Он подумал, что позади Билли стена поднимается вверх по склону, подумал просто так, вспомнив, что иногда чинил ее, укладывая обратно камни, вывалившиеся из-за морозов и разрастающихся корней. Теперь он видел все, как картинку, нарисованную резкими чернильными штрихами: скалы, прошитые сморщенными нитями кварца; покрытые мхом бугры, похожие на приподнятые в удивлении плечи; почерневшую древесину под сгнившей корой; алюминиевый блеск сухостоя.

В стене зияла дыра от вывалившегося камня, размером и формой напоминавшего заднее сиденье автомобиля, под ним – ком земли, обозначающий вход в покинутую лисью нору. О боже, это не его вина, но ведь скажут, что его. Он схватил Билли за щиколотки и оттащил к стене. Не в силах взглянуть на ее лицо, закатил под камень. Ее тело уже приобретало восковую бледность. Текстура ее спустившихся чулок, контуры ногтей светились тем люминесцентным холодом, который свойствен недавно преставившемуся в последний момент перед тем, как его пожрет пламя или вода засосет на дно. Под камнем имелось пустое пространство. У нее откинулась в сторону рука, вялая, со сжатыми пальцами, как будто она держала в ней ручное зеркало или флаг в честь Четвертого июля[2].

Испепеляющий шок инстинктивно нашел разрядку в физическом усилии, это был ответ психики на нежелание сознавать содеянное, на неутихающую зубную боль, на суровую погоду, на чувство одиночества. Он восстановил над ней стену, неосознанно имитируя естественное беспорядочное скопление камней – сработал защитный рефлекс. Когда тело оказалось полностью погребено под камнями, он набросал сверху опавших листьев, веток и сучьев, разровнял ногами и замел веткой след волочения.

Теперь обратно – по полю, держась поближе к забору, но иногда все же невольно оступаясь в сторону. Он не чувствовал собственных ног. Солнце начинало садиться, октябрьский день клонился к вечеру. Столбы забора, обозначавшего границу между полями, мерцали, как отполированные штыри, хмурый свет покрыл его лицо медно-красной маской.

Трава вилась вокруг его ног, лиловатые ости распахивались, выстреливая градом семян. Далеко внизу, напротив тополиной рощи, он видел дом, отлакированный оранжевым светом, – ни дать ни взять картинка, выгравированная на металлической пластине. Провисшая крыша отбрасывала нежную, как цветение плесени, изогнутую тень, от которой листва деревьев казалась гуще.

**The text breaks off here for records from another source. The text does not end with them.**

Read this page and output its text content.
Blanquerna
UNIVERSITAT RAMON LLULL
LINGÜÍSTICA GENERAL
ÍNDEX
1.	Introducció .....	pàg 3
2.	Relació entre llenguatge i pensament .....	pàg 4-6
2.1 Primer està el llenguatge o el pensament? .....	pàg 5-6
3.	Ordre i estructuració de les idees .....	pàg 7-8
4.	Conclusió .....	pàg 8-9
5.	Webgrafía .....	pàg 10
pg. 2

Добравшись до сада, он опустился на колени и долго-долго вытирал руки о жесткую траву. Плодовые деревья полуодичали от ливней и забившего сад сухостоя. В нос бил запах гниющих фруктов. «Если удастся замести следы», – повторил он, с трудом втягивая воздух через сведенное судорогой горло и видя перед собой не то, что случилось там, у стены, а своего деда, опрыскивающего дерево бордоской жидкостью: длинная струя шипит в листве, облачка отравленной яблонной плодожорки взметаются в воздух, как языки пламени; женщины и дети, в том числе он сам, стоя на лестницах, снимают яблоки; лямка от корзины врезается в плечо; пустые корзины из расщепленной дубовой коры стоят под яблонями; когда они заполняются до краев, мужчины грузят их на тележки и везут в холодное хранилище; старик Роузбой, с голой покатой шеей, в грязной остроконечной шляпе, похожей на снабженный полями допотопный фильтр для патоки, постукивая по днищу бочки, серьезно повторяет снова и снова: «Не надо торопиться, одно гнилое яблоко портит всю чертову бочку».

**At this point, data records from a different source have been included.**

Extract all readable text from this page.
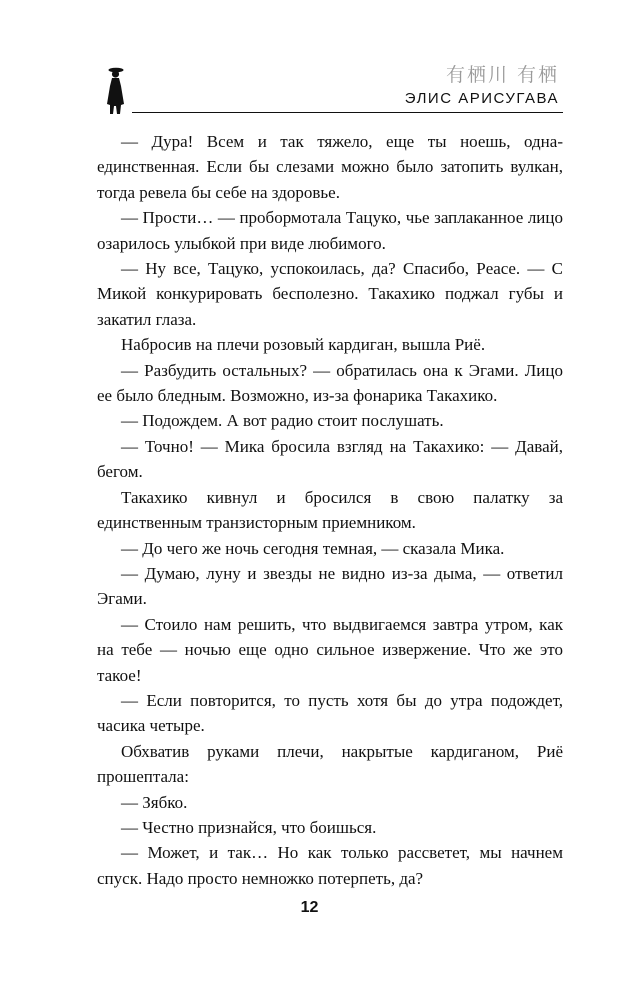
有栖川 有栖
ЭЛИС АРИСУГАВА

— Дура! Всем и так тяжело, еще ты ноешь, одна-единственная. Если бы слезами можно было затопить вулкан, тогда ревела бы себе на здоровье.

— Прости… — пробормотала Тацуко, чье заплаканное лицо озарилось улыбкой при виде любимого.

— Ну все, Тацуко, успокоилась, да? Спасибо, Peace. — С Микой конкурировать бесполезно. Такахико поджал губы и закатил глаза.

Набросив на плечи розовый кардиган, вышла Риё.

— Разбудить остальных? — обратилась она к Эгами. Лицо ее было бледным. Возможно, из-за фонарика Такахико.

— Подождем. А вот радио стоит послушать.

— Точно! — Мика бросила взгляд на Такахико: — Давай, бегом.

Такахико кивнул и бросился в свою палатку за единственным транзисторным приемником.

— До чего же ночь сегодня темная, — сказала Мика.

— Думаю, луну и звезды не видно из-за дыма, — ответил Эгами.

— Стоило нам решить, что выдвигаемся завтра утром, как на тебе — ночью еще одно сильное извержение. Что же это такое!

— Если повторится, то пусть хотя бы до утра подождет, часика четыре.

Обхватив руками плечи, накрытые кардиганом, Риё прошептала:

— Зябко.

— Честно признайся, что боишься.

— Может, и так… Но как только рассветет, мы начнем спуск. Надо просто немножко потерпеть, да?

12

Вечерняя мгла поднималась от заросших лиственным лесом склонов и обесцвечивала небо, придавая ему вид грязной шелковой юбки. Он видел и слышал все с суровой четкостью; а вот то, что произошло наверху, под стеной, казалось смутным. Койоты, вытянувшись цепочкой вдоль утиного болота, перекликались жуткими завываниями. Перебирая влажной ладонью голые жерди – подпорки для фасоли, он прошел через увядший огород. Мошкара, словно облачка бледной пыли, клубилась вслед за ним.

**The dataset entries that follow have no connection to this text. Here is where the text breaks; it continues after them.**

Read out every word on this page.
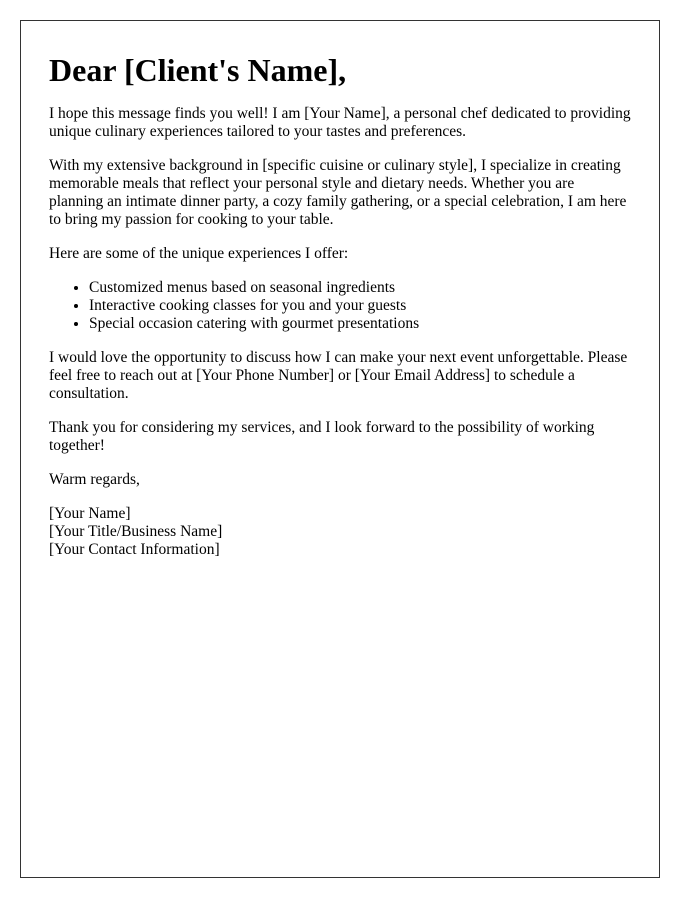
Dear [Client's Name],

I hope this message finds you well! I am [Your Name], a personal chef dedicated to providing unique culinary experiences tailored to your tastes and preferences.

With my extensive background in [specific cuisine or culinary style], I specialize in creating memorable meals that reflect your personal style and dietary needs. Whether you are planning an intimate dinner party, a cozy family gathering, or a special celebration, I am here to bring my passion for cooking to your table.

Here are some of the unique experiences I offer:

• Customized menus based on seasonal ingredients
• Interactive cooking classes for you and your guests
• Special occasion catering with gourmet presentations

I would love the opportunity to discuss how I can make your next event unforgettable. Please feel free to reach out at [Your Phone Number] or [Your Email Address] to schedule a consultation.

Thank you for considering my services, and I look forward to the possibility of working together!

Warm regards,

[Your Name]
[Your Title/Business Name]
[Your Contact Information]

Возле угла дома он остановился и помочился на почерневшие стебли кентерберийских колокольчиков Джуэл. Семенные коробочки затрещали, как погремушки, и легкий пар дрожащей тенью поднялся у его ног. Одежда не грела. Серые рабочие штаны были испачканы землей на коленях, утыканы застрявшими в ткани семенами травы и шипами ежевики, куртка обсыпана шелухой древесной коры. Расцарапанная ее ногтями шея саднила. Мерцающий образ ее ногтей сверлил ему мозг, он старался прогнать его. Свиристели шуршали в жесткой листве, словно кто-то разворачивал там папиросную бумагу. Из кухни до него доносился голос Минка, похожий на звук шлепающихся пластов распахиваемой земли, ему отвечал приглушенный ровный голос Джуэл, его матери. Казалось, все было как прежде. Билли лежала там, под стеной, но было ощущение, что ничего не изменилось, если не считать его сверхобострившегося зрения и спазма, который он ощущал где-то за грудиной. С провисшего шпагата, натянутого между двумя столбами крыльца, свисали бобовые плети, и он видел каждую прожилку, рассекающую листья, и прячущиеся в тени лиственных складок выпуклости стручков. Трещина на расколовшейся тыкве с измазанной землею «попкой» походила на раззявленный рот. Открывая сетчатую дверь, он раздавил ногой листок.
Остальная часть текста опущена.